NAPOLI – Scontri a Napoli tra manifestanti e forze dell’ordine davanti alla Città della scienza (Bagnoli) dove è arrivato il corteo contro lo sblocca Italia aperto da uno striscione che recitava “Cacciamo il governo Renzi”.

Lancio di sassi e petardi e contatto fisico tra aderenti ai centri sociali e ai collettivi studenteschi e la polizia La tensione si è registrata quando il corteo, circa 3mila presenze, è arrivato all’ingresso di Città della Scienza. Già in precedenza, alla porta del Parco urbano di Bagnoli, c’era stato un lancio di petardi. Alcuni manifestanti, con il volto coperto da caschi e vestiti di nero, hanno provato a forzare il cordone di forze dell’ordine che impediva di entrare nella parte della struttura non danneggiata dall’incendio del 4 marzo di un anno fa.

Poi è cominciato il lancio di petardi, una bomba carta e sassi contro polizia e carabinieri, e qualche manifestante ha impugnato delle mazze. Le forze dell’ordine hanno risposto con lacrimogeni. Divelti segnali stradali e rovesciati cassonetti sulla carreggiata. La delegazione di assessori del Comune di Napoli e i rappresentati del M5S si sono allontanati. Al momento la situazione è apparentemente rientrata, anche se non distesa.
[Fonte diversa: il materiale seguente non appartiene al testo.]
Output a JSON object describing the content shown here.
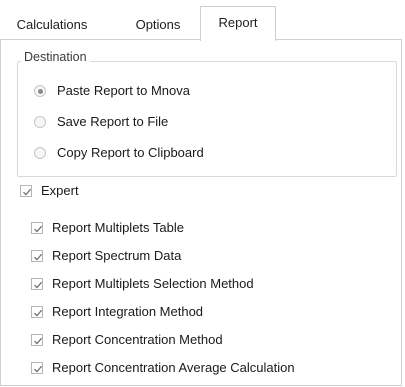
{
  "tabs": {
    "calculations": "Calculations",
    "options": "Options",
    "report": "Report"
  },
  "destination": {
    "legend": "Destination",
    "options": [
      {
        "label": "Paste Report to Mnova",
        "selected": true
      },
      {
        "label": "Save Report to File",
        "selected": false
      },
      {
        "label": "Copy Report to Clipboard",
        "selected": false
      }
    ]
  },
  "expert": {
    "label": "Expert",
    "checked": true
  },
  "report_options": [
    {
      "label": "Report Multiplets Table",
      "checked": true
    },
    {
      "label": "Report Spectrum Data",
      "checked": true
    },
    {
      "label": "Report Multiplets Selection Method",
      "checked": true
    },
    {
      "label": "Report Integration Method",
      "checked": true
    },
    {
      "label": "Report Concentration Method",
      "checked": true
    },
    {
      "label": "Report Concentration Average Calculation",
      "checked": true
    }
  ],
  "colors": {
    "check_mark": "#6a6a6a",
    "border": "#d0d0d0"
  }
}
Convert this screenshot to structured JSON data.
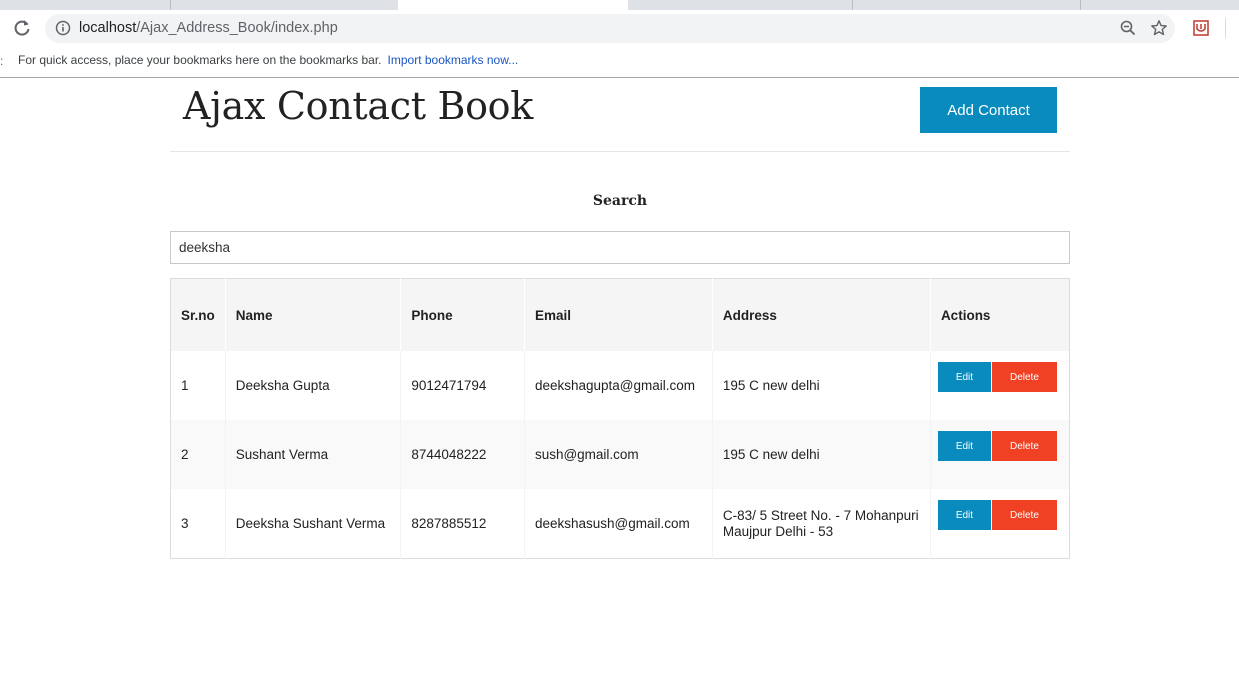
{
  "browser": {
    "url_host": "localhost",
    "url_path": "/Ajax_Address_Book/index.php",
    "bookmarks_text": "For quick access, place your bookmarks here on the bookmarks bar.",
    "bookmarks_link": "Import bookmarks now..."
  },
  "header": {
    "title": "Ajax Contact Book",
    "add_label": "Add Contact"
  },
  "search": {
    "label": "Search",
    "value": "deeksha"
  },
  "table": {
    "columns": [
      "Sr.no",
      "Name",
      "Phone",
      "Email",
      "Address",
      "Actions"
    ],
    "rows": [
      {
        "sr": "1",
        "name": "Deeksha Gupta",
        "phone": "9012471794",
        "email": "deekshagupta@gmail.com",
        "address": "195 C new delhi",
        "edit": "Edit",
        "delete": "Delete"
      },
      {
        "sr": "2",
        "name": "Sushant Verma",
        "phone": "8744048222",
        "email": "sush@gmail.com",
        "address": "195 C new delhi",
        "edit": "Edit",
        "delete": "Delete"
      },
      {
        "sr": "3",
        "name": "Deeksha Sushant Verma",
        "phone": "8287885512",
        "email": "deekshasush@gmail.com",
        "address": "C-83/ 5 Street No. - 7 Mohanpuri Maujpur Delhi - 53",
        "edit": "Edit",
        "delete": "Delete"
      }
    ]
  },
  "colors": {
    "primary": "#0a8bbd",
    "danger": "#f04124"
  }
}
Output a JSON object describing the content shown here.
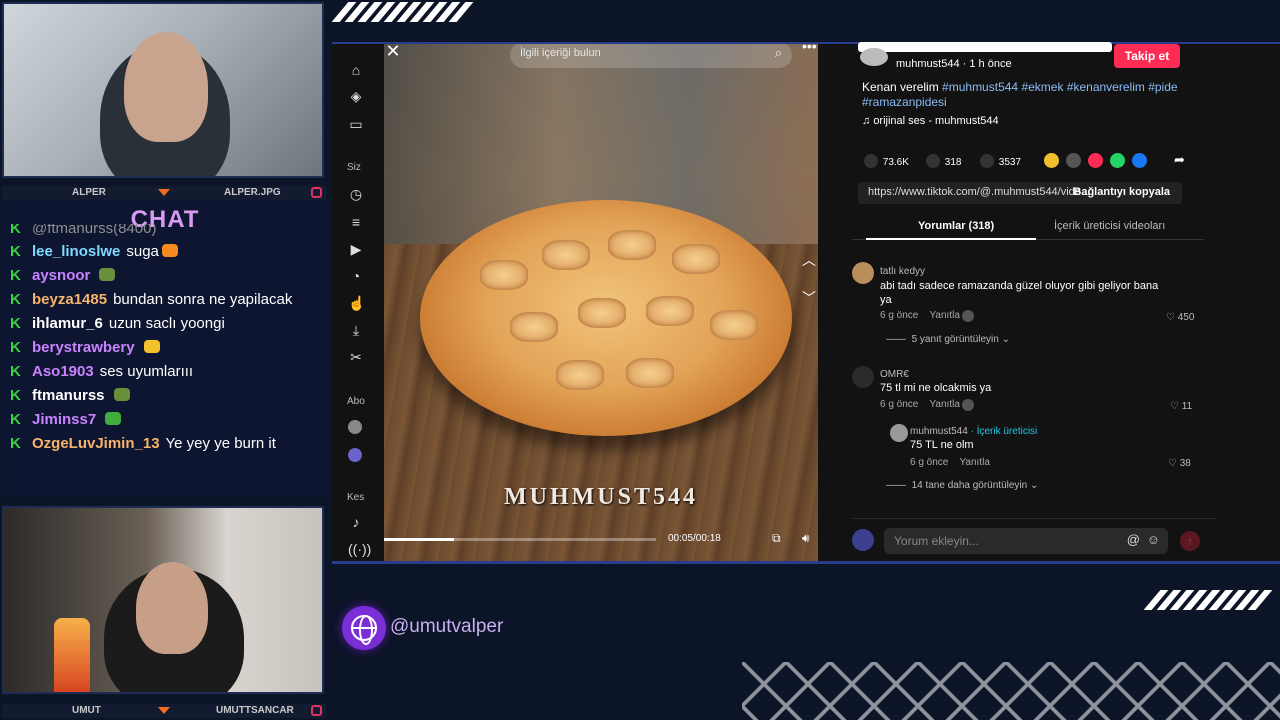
{
  "webcam_top": {
    "name_left": "ALPER",
    "name_right": "ALPER.JPG"
  },
  "webcam_bottom": {
    "name_left": "UMUT",
    "name_right": "UMUTTSANCAR"
  },
  "chat": {
    "title": "CHAT",
    "cut_line": "@ftmanurss(8400)",
    "messages": [
      {
        "user": "lee_linoslwe",
        "user_color": "#7fd9ff",
        "text": "suga",
        "emote": "fire",
        "emote_color": "#f58a1f"
      },
      {
        "user": "aysnoor",
        "user_color": "#c983ff",
        "text": "",
        "emote": "tank",
        "emote_color": "#6a8f3a"
      },
      {
        "user": "beyza1485",
        "user_color": "#f7b36b",
        "text": "bundan sonra ne yapilacak",
        "emote": "",
        "emote_color": ""
      },
      {
        "user": "ihlamur_6",
        "user_color": "#ffffff",
        "text": "uzun saclı yoongi",
        "emote": "",
        "emote_color": ""
      },
      {
        "user": "berystrawbery",
        "user_color": "#c983ff",
        "text": "",
        "emote": "crown",
        "emote_color": "#f3c22a"
      },
      {
        "user": "Aso1903",
        "user_color": "#c983ff",
        "text": "ses uyumlarııı",
        "emote": "",
        "emote_color": ""
      },
      {
        "user": "ftmanurss",
        "user_color": "#ffffff",
        "text": "",
        "emote": "tank",
        "emote_color": "#6a8f3a"
      },
      {
        "user": "Jiminss7",
        "user_color": "#c983ff",
        "text": "",
        "emote": "pepe",
        "emote_color": "#3fae3d"
      },
      {
        "user": "OzgeLuvJimin_13",
        "user_color": "#f7b36b",
        "text": "Ye yey ye burn it",
        "emote": "",
        "emote_color": ""
      }
    ]
  },
  "sidebar": {
    "section_siz": "Siz",
    "section_abo": "Abo",
    "section_kes": "Kes"
  },
  "video": {
    "search_placeholder": "İlgili içeriği bulun",
    "watermark": "MUHMUST544",
    "time": "00:05/00:18",
    "progress_fraction": 0.28
  },
  "post": {
    "follow_label": "Takip et",
    "author_line": "muhmust544 · 1 h önce",
    "caption_text": "Kenan verelim ",
    "hashtags": [
      "#muhmust544",
      "#ekmek",
      "#kenanverelim",
      "#pide",
      "#ramazanpidesi"
    ],
    "sound": "orijinal ses - muhmust544",
    "likes": "73.6K",
    "comments": "318",
    "saves": "3537",
    "link": "https://www.tiktok.com/@.muhmust544/vide...",
    "copy_link_label": "Bağlantıyı kopyala",
    "share_colors": [
      "#f2c02c",
      "#555555",
      "#fe2c55",
      "#25d366",
      "#1877f2"
    ]
  },
  "tabs": {
    "comments": "Yorumlar (318)",
    "creator_videos": "İçerik üreticisi videoları"
  },
  "comments": [
    {
      "user": "tatlı kedyy",
      "text": "abi tadı sadece ramazanda güzel oluyor gibi geliyor bana ya",
      "ago": "6 g önce",
      "reply": "Yanıtla",
      "likes": "450",
      "more": "5 yanıt görüntüleyin"
    },
    {
      "user": "OMR€",
      "text": "75 tl mi ne olcakmis ya",
      "ago": "6 g önce",
      "reply": "Yanıtla",
      "likes": "11"
    }
  ],
  "reply": {
    "user": "muhmust544",
    "creator_badge": "· İçerik üreticisi",
    "text": "75 TL ne olm",
    "ago": "6 g önce",
    "reply": "Yanıtla",
    "likes": "38",
    "more": "14 tane daha görüntüleyin"
  },
  "add_comment": {
    "placeholder": "Yorum ekleyin..."
  },
  "footer": {
    "handle": "@umutvalper"
  }
}
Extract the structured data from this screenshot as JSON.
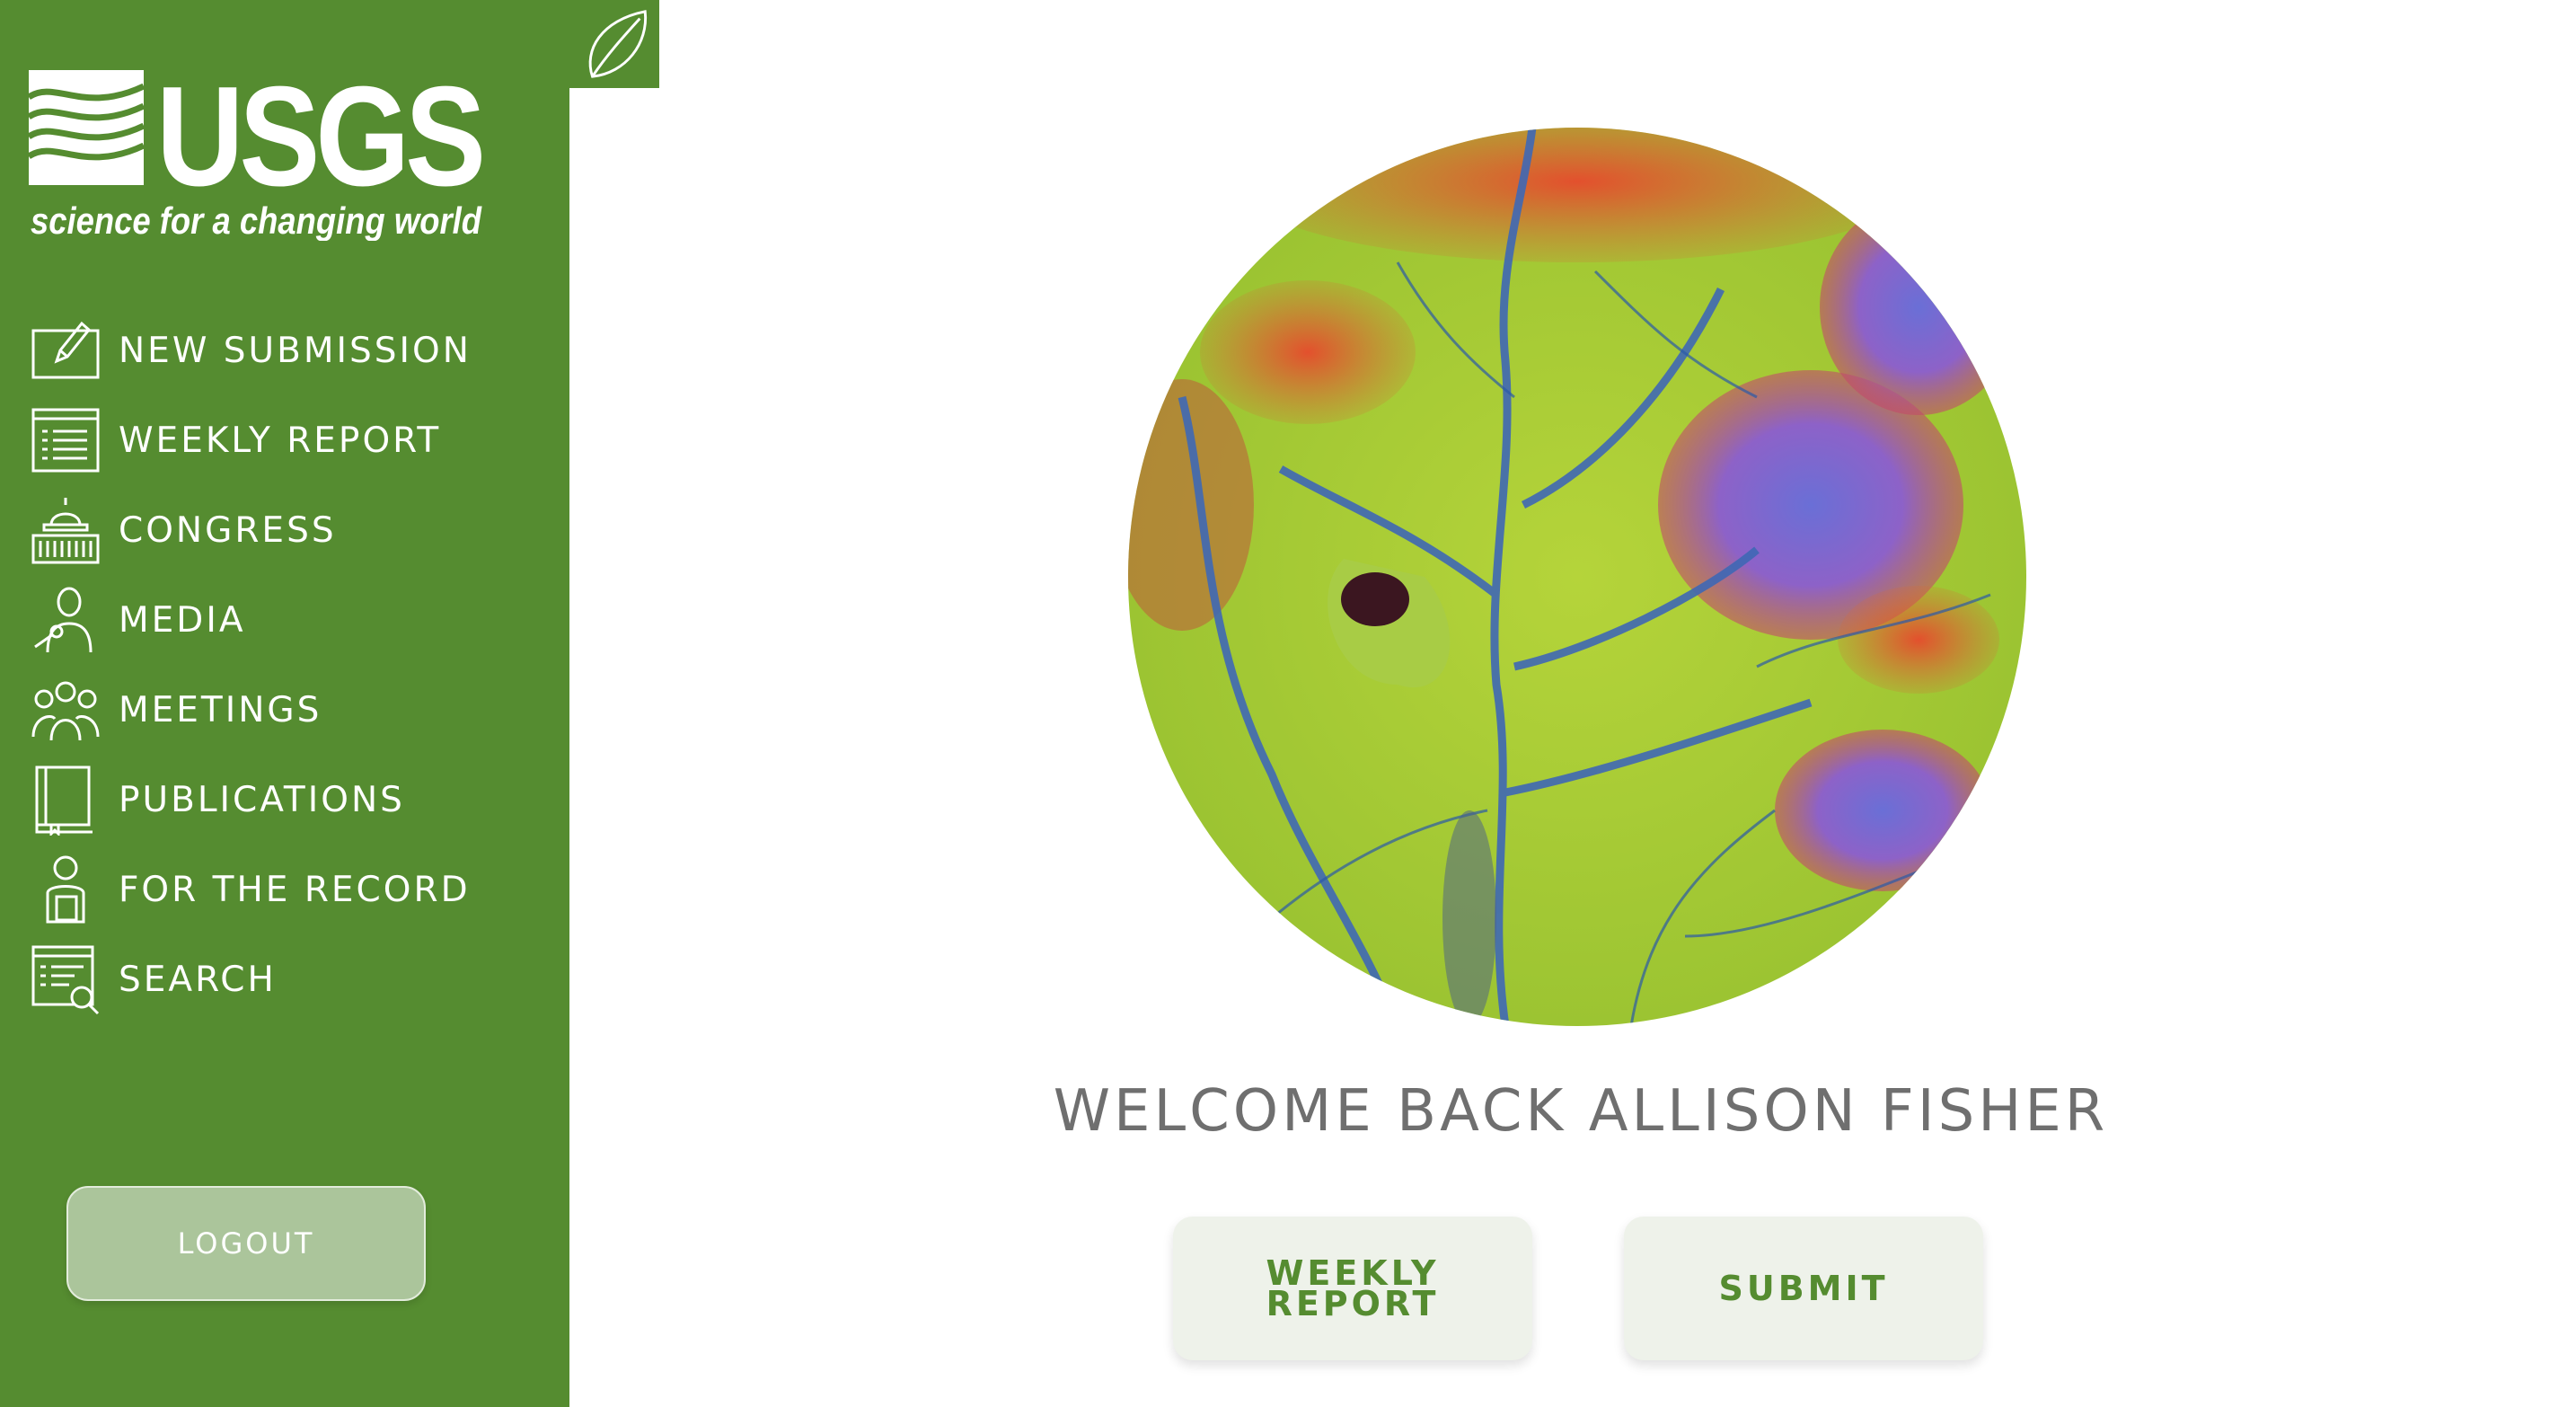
{
  "brand": {
    "logo_text": "USGS",
    "tagline": "science for a changing world",
    "color": "#558c30"
  },
  "sidebar": {
    "items": [
      {
        "label": "NEW SUBMISSION",
        "icon": "edit-icon"
      },
      {
        "label": "WEEKLY REPORT",
        "icon": "report-list-icon"
      },
      {
        "label": "CONGRESS",
        "icon": "capitol-icon"
      },
      {
        "label": "MEDIA",
        "icon": "person-microphone-icon"
      },
      {
        "label": "MEETINGS",
        "icon": "group-icon"
      },
      {
        "label": "PUBLICATIONS",
        "icon": "book-icon"
      },
      {
        "label": "FOR THE RECORD",
        "icon": "person-record-icon"
      },
      {
        "label": "SEARCH",
        "icon": "document-search-icon"
      }
    ],
    "logout_label": "LOGOUT"
  },
  "top_tab": {
    "icon": "leaf-icon"
  },
  "main": {
    "welcome_text": "WELCOME BACK ALLISON FISHER",
    "buttons": {
      "weekly_report": "WEEKLY REPORT",
      "submit": "SUBMIT"
    }
  }
}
Una delegazione dei manifestanti si è messa a dialogare con le forze dell’ordine. La manifestazione si è poi sciolta, ma nel bilancio ci sono almeno 20 rappresentanti delle forze dell’ordine feriti (due in ospedale, secondo quanto si apprende). Problemi anche per un operatore della Rai colpito da un petardo a una gamba. Anche tra i manifestanti si lamentano contusi. Alla facoltà di Ingegneria della Federico II si terrà una assemblea pubblica su Bagnoli, dove è  atteso il sindaco Luigi de Magistris.